The Truth = Freedom for All
News Analysis
The Nuns Who Bought & Sold Human Beings
America’s nuns are beginning to confront their ties to slavery, but it’s still a long road to repentance.
[partial excerpts from NYT article by Rachel L. Swarns: https://www.nytimes.com/2019/08/02/opinion/sunday/nuns-slavery.html#]
Georgetown Visitation Prep School, one of the oldest Roman Catholic girls’ schools in the nation, is celebrating the vision and generosity of its founding nuns who championed free education for the poor in the early 1800s, including slaves.
But their recently hired school archivist and historian, Susan Nalezyty, discovered that the order’s ties to slavery were much deeper than had been previously publicized. None of the official histories described the extent of the sisters’ slaveholding or detailed the nuns’ profits from the sale of humans.
The Georgetown Visitation Sisters owned at least 107 enslaved men, women and children, the records show. And they sold dozens of those people to pay debts and to help finance the expansion of their school and the construction of a new chapel.
Sister Brent approved the sale of a couple and their two young children, the young mother just days away from giving birth to her third child.
Nuns disposing of black families? I have been poring over 19C church records for several years now and such casual cruelty from leaders of the faith still takes my breath away. I am a black journalist and a black Catholic. Yet I grew up knowing nothing about the nuns who bought and sold human beings.
For generations, enslaved people have been largely left out of the origin story traditionally told about the Catholic Church. Slavery, time and again, throughout our nation’s history has fueled the growth of many contemporary institutions, including some churches and religious organizations.
Historians say that nearly all of the orders of Catholic Sisters established by the late 1820s owned slaves. Today, many Catholic sisters are outspoken champions of social justice and some are grappling with this painful history even as lawmakers in Congress and presidential candidates debate whether reparations should be paid to the descendants of enslaved people.
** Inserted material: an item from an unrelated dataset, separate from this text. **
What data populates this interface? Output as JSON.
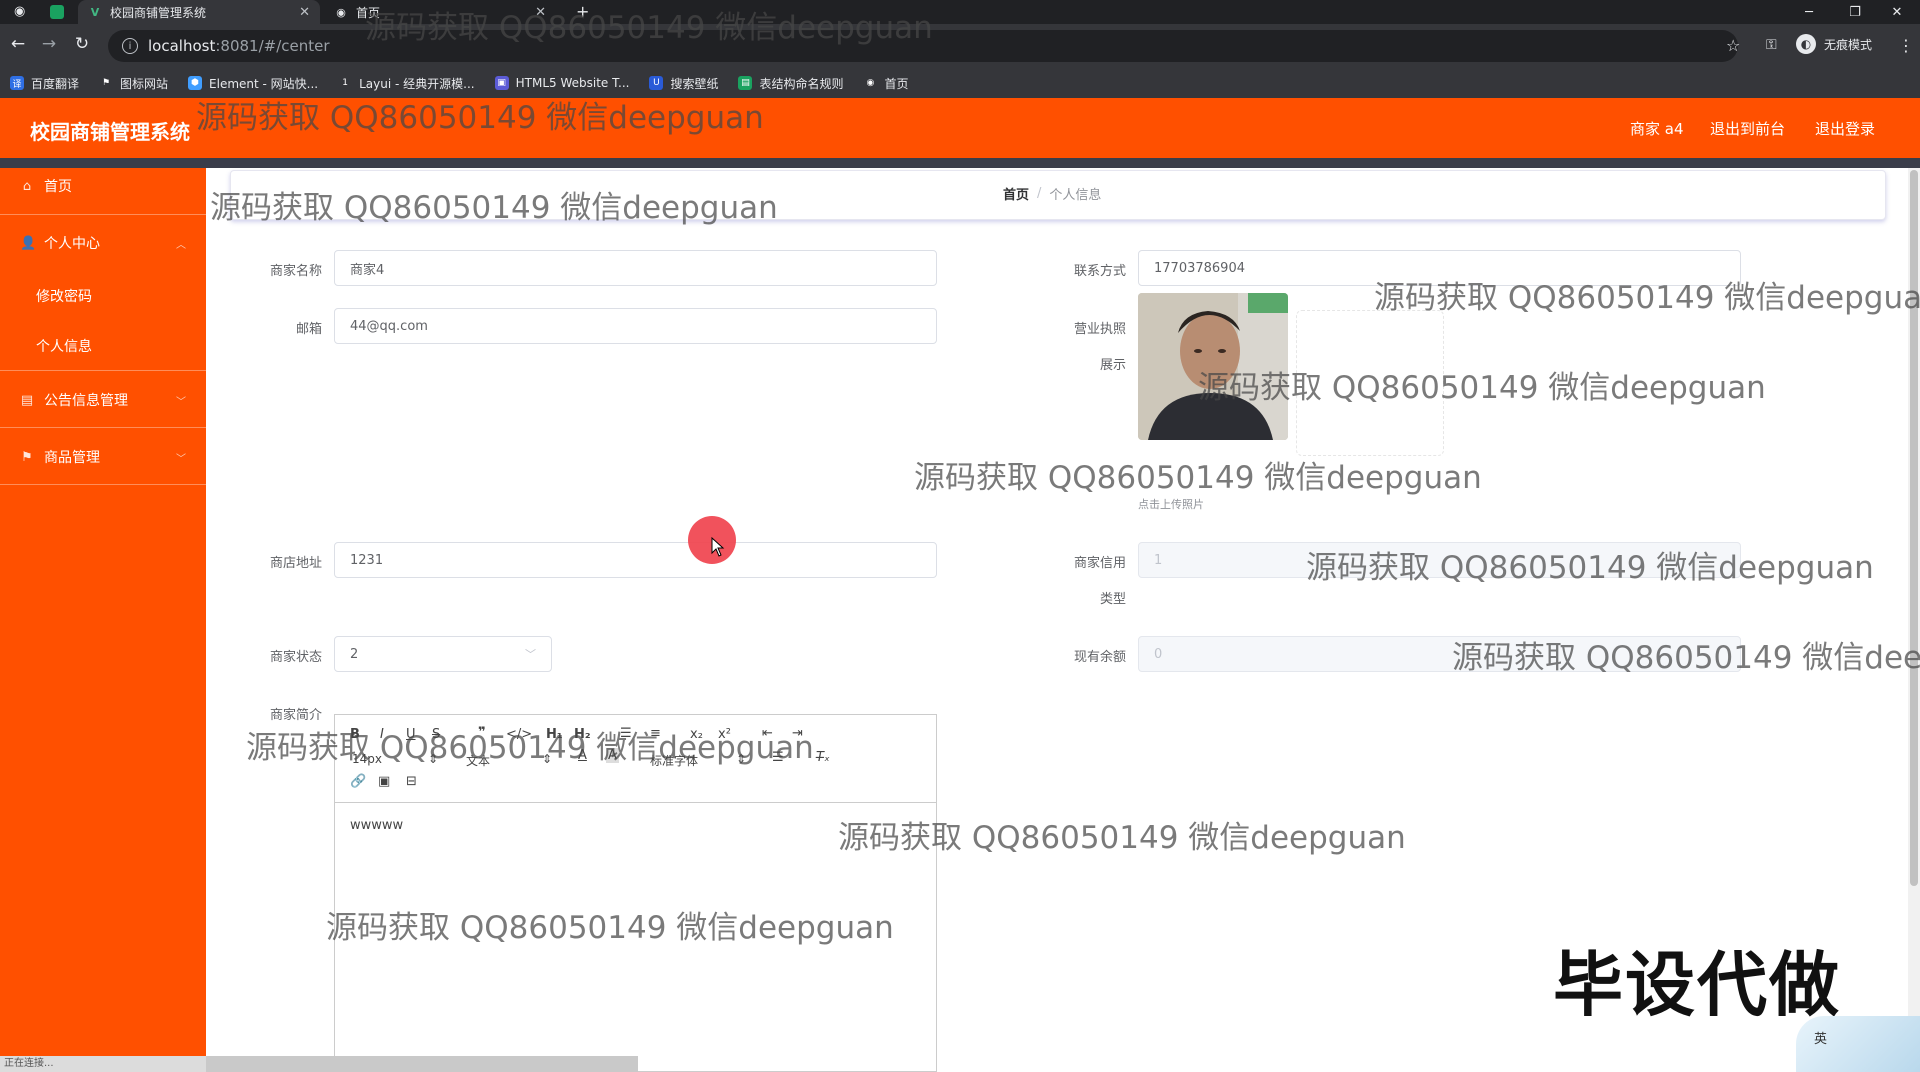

The Georgetown Visitation Sisters and school officials have organized a series of discussions for students, faculty, staff and alumnae, including a prayer service in April that commemorated the enslaved people “whose involuntary sacrifices supported the growth of this school.” They have published an online report about the convent’s slaveholding — and have digitized their records related to slavery, making them available to the public for the first time.
And while she would like to see the order’s history of slaveholding incorporated into the curriculum of the schools they founded, few of those schools have publicly acknowledged their origins, despite the extensive research that has been done.
The Sisters say they still have work to do. At Georgetown Visitation, a committee is focusing on embedding the history more deeply into the school curriculum. The Sisters of Charity of Nazareth are creating a permanent exhibit on their campus that will highlight the contributions of African-Americans to their congregation. The Religious of the Sacred Heart are weighing additional steps to promote inclusion and diversity and to eradicate racism within their order and in the schools they sponsor.
Sister Dillard and other members of her committee have already visited some of the schools founded by their order, sharing the history that their sisters have unearthed and urging young people to commit themselves to combating systemic racism.
She wants to make sure that students no longer grow up, as I did, without learning about the enslaved people who helped to build the church. She wants to make sure that we all know their names.